Most audiences won’t care about this however, and will simply soak it all up as part of the escapist experience on offer, also ignoring the overstuffed screenplay crammed with extraneous plot set ups that go nowhere and patchy character development. And who can blame them with such impressive visual distractions – a vibrant, multi-coloured, psychedelic maelstrom of bombastic CGI excess and high-octane battle scenes.
Chris Pratt steps up as the main focus of the film, holding his own against Kurt Russell as Ego, whose comfort in the gravitas role of the veteran suits him. Aside from running around a lot and getting into some nifty scrapes, Zoe Saldana still can’t make Gamora interesting, a similar struggle Karen Gillan has with Nebula despite welcome revelations about her issue with her sister.
Dave Bautista’s Drax is reduced to cracking jokes and laughing, harming his imposing nature as a destroyer, but makes a good pairing with Mantis, a delicate turn by Pom Klementieff.

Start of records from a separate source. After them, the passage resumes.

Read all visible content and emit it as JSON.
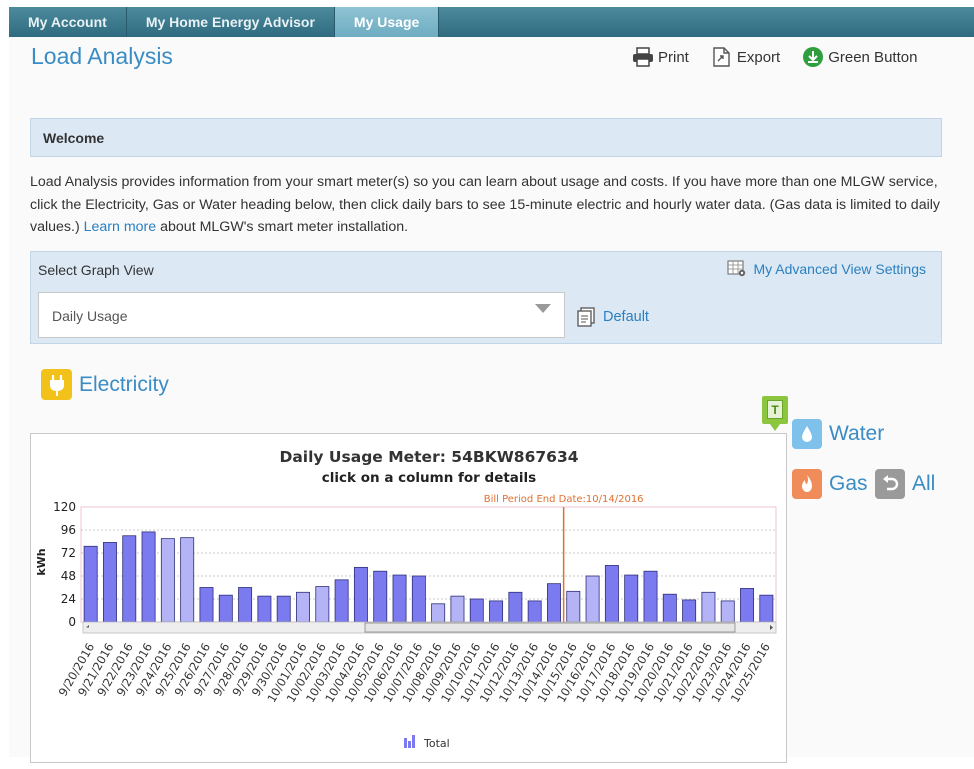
{
  "nav": {
    "tabs": [
      {
        "label": "My Account",
        "active": false
      },
      {
        "label": "My Home Energy Advisor",
        "active": false
      },
      {
        "label": "My Usage",
        "active": true
      }
    ]
  },
  "page": {
    "title": "Load Analysis"
  },
  "toolbar": {
    "print": "Print",
    "export": "Export",
    "green_button": "Green Button"
  },
  "welcome": {
    "title": "Welcome"
  },
  "intro": {
    "text_before": "Load Analysis provides information from your smart meter(s) so you can learn about usage and costs. If you have more than one MLGW service, click the Electricity, Gas or Water heading below, then click daily bars to see 15-minute electric and hourly water data. (Gas data is limited to daily values.) ",
    "link": "Learn more",
    "text_after": " about MLGW's smart meter installation."
  },
  "graph_view": {
    "label": "Select Graph View",
    "advanced": "My Advanced View Settings",
    "selected": "Daily Usage",
    "default_label": "Default"
  },
  "utilities": {
    "electricity": "Electricity",
    "water": "Water",
    "gas": "Gas",
    "all": "All",
    "badge": "T"
  },
  "colors": {
    "accent": "#3a8cc4",
    "bar_dark": "#7b7bef",
    "bar_light": "#b3b3f5",
    "marker": "#e07030",
    "electricity_icon": "#f2c21a",
    "water_icon": "#7ec2ec",
    "gas_icon": "#f08c5a",
    "all_icon": "#9a9a9a"
  },
  "chart_data": {
    "type": "bar",
    "title": "Daily Usage Meter: 54BKW867634",
    "subtitle": "click on a column for details",
    "ylabel": "kWh",
    "ylim": [
      0,
      120
    ],
    "yticks": [
      0,
      24,
      48,
      72,
      96,
      120
    ],
    "marker_label": "Bill Period End Date:10/14/2016",
    "marker_after_category": "10/14/2016",
    "legend": "Total",
    "grid": true,
    "categories": [
      "9/20/2016",
      "9/21/2016",
      "9/22/2016",
      "9/23/2016",
      "9/24/2016",
      "9/25/2016",
      "9/26/2016",
      "9/27/2016",
      "9/28/2016",
      "9/29/2016",
      "9/30/2016",
      "10/01/2016",
      "10/02/2016",
      "10/03/2016",
      "10/04/2016",
      "10/05/2016",
      "10/06/2016",
      "10/07/2016",
      "10/08/2016",
      "10/09/2016",
      "10/10/2016",
      "10/11/2016",
      "10/12/2016",
      "10/13/2016",
      "10/14/2016",
      "10/15/2016",
      "10/16/2016",
      "10/17/2016",
      "10/18/2016",
      "10/19/2016",
      "10/20/2016",
      "10/21/2016",
      "10/22/2016",
      "10/23/2016",
      "10/24/2016",
      "10/25/2016"
    ],
    "values": [
      79,
      83,
      90,
      94,
      87,
      88,
      36,
      28,
      36,
      27,
      27,
      31,
      37,
      44,
      57,
      53,
      49,
      48,
      19,
      27,
      24,
      22,
      31,
      22,
      40,
      32,
      48,
      59,
      49,
      53,
      29,
      23,
      31,
      22,
      35,
      28
    ],
    "weekend": [
      false,
      false,
      false,
      false,
      true,
      true,
      false,
      false,
      false,
      false,
      false,
      true,
      true,
      false,
      false,
      false,
      false,
      false,
      true,
      true,
      false,
      false,
      false,
      false,
      false,
      true,
      true,
      false,
      false,
      false,
      false,
      false,
      true,
      true,
      false,
      false
    ]
  }
}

As before, everyone is overshadowed by CGI companions, the wisecracking Rocket and scene-stealer Baby Groot. Be sure to look out for star-studded cameos which I won’t reveal (except to tell Asian film fans Michelle Yeoh is one).
A heads up that there are FIVE post-credits scenes to hang about for, whilst a cute gag during the credits sees the text occasionally read “I Am Groot” which then changes into the correct translated information.
The first Guardians Of The Galaxy film didn’t excite me as much as it did others so my expectations coming into this sequel were moderate at best. Again, I found myself enjoying it more than I thought I might yet still wondering what I am missing that others adore about this.
Unabashedly fun, entertaining and visually spectacular but overlong with a needlessly bloated script, Vol II will keep the fans happy at least.